Choice of Counsel and the Appearance of Equal Justice Under Law

Wesley M. Oliver | July 1, 2015

Once a federal prosecutor obtains an indictment that seeks a forfeiture, a judge must permit the prosecutor to freeze all the potentially forfeitable assets that would be unavailable at the time of conviction. Obviously, funds used for the defense would fit into that category. Equally obvious is the tension between the government’s interest in assets that may be forfeitable and a defendant’s Sixth Amendment right to choice of counsel. A number of lower courts therefore had permitted defendants to seek release of the assets needed for a defense by challenging the grand jury’s determination that probable cause existed to believe crimes subjecting the assets to forfeiture have been committed. Denying such a hearing permits the prosecution to decide both that a defendant should face trial and should do so without his counsel of choice. In an opinion that therefore seems somewhat shocking, the Supreme Court in Kaley v.

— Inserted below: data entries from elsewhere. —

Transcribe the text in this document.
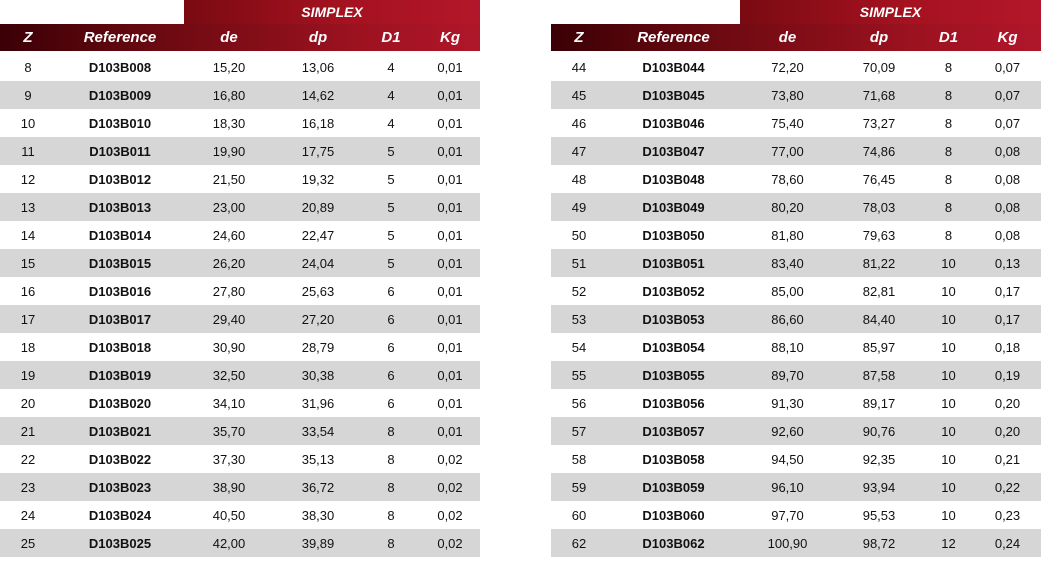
SIMPLEX
Z	Reference	de	dp	D1	Kg
8	D103B008	15,20	13,06	4	0,01
9	D103B009	16,80	14,62	4	0,01
10	D103B010	18,30	16,18	4	0,01
11	D103B011	19,90	17,75	5	0,01
12	D103B012	21,50	19,32	5	0,01
13	D103B013	23,00	20,89	5	0,01
14	D103B014	24,60	22,47	5	0,01
15	D103B015	26,20	24,04	5	0,01
16	D103B016	27,80	25,63	6	0,01
17	D103B017	29,40	27,20	6	0,01
18	D103B018	30,90	28,79	6	0,01
19	D103B019	32,50	30,38	6	0,01
20	D103B020	34,10	31,96	6	0,01
21	D103B021	35,70	33,54	8	0,01
22	D103B022	37,30	35,13	8	0,02
23	D103B023	38,90	36,72	8	0,02
24	D103B024	40,50	38,30	8	0,02
25	D103B025	42,00	39,89	8	0,02
SIMPLEX
Z	Reference	de	dp	D1	Kg
44	D103B044	72,20	70,09	8	0,07
45	D103B045	73,80	71,68	8	0,07
46	D103B046	75,40	73,27	8	0,07
47	D103B047	77,00	74,86	8	0,08
48	D103B048	78,60	76,45	8	0,08
49	D103B049	80,20	78,03	8	0,08
50	D103B050	81,80	79,63	8	0,08
51	D103B051	83,40	81,22	10	0,13
52	D103B052	85,00	82,81	10	0,17
53	D103B053	86,60	84,40	10	0,17
54	D103B054	88,10	85,97	10	0,18
55	D103B055	89,70	87,58	10	0,19
56	D103B056	91,30	89,17	10	0,20
57	D103B057	92,60	90,76	10	0,20
58	D103B058	94,50	92,35	10	0,21
59	D103B059	96,10	93,94	10	0,22
60	D103B060	97,70	95,53	10	0,23
62	D103B062	100,90	98,72	12	0,24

United States rejected the defendants’ claim that they had a Sixth Amendment right to such a hearing. A different decision, however, would have required lower courts to determine what amount of potentially forfeitable assets could be released to fund a defense. Either courts would have released the amount of money that would be provided for an indigent, thus still effectively denying the right to counsel of choice, or courts would have identified a greater amount of money needed for a private defense, highlighting the justice gap between rich and poor.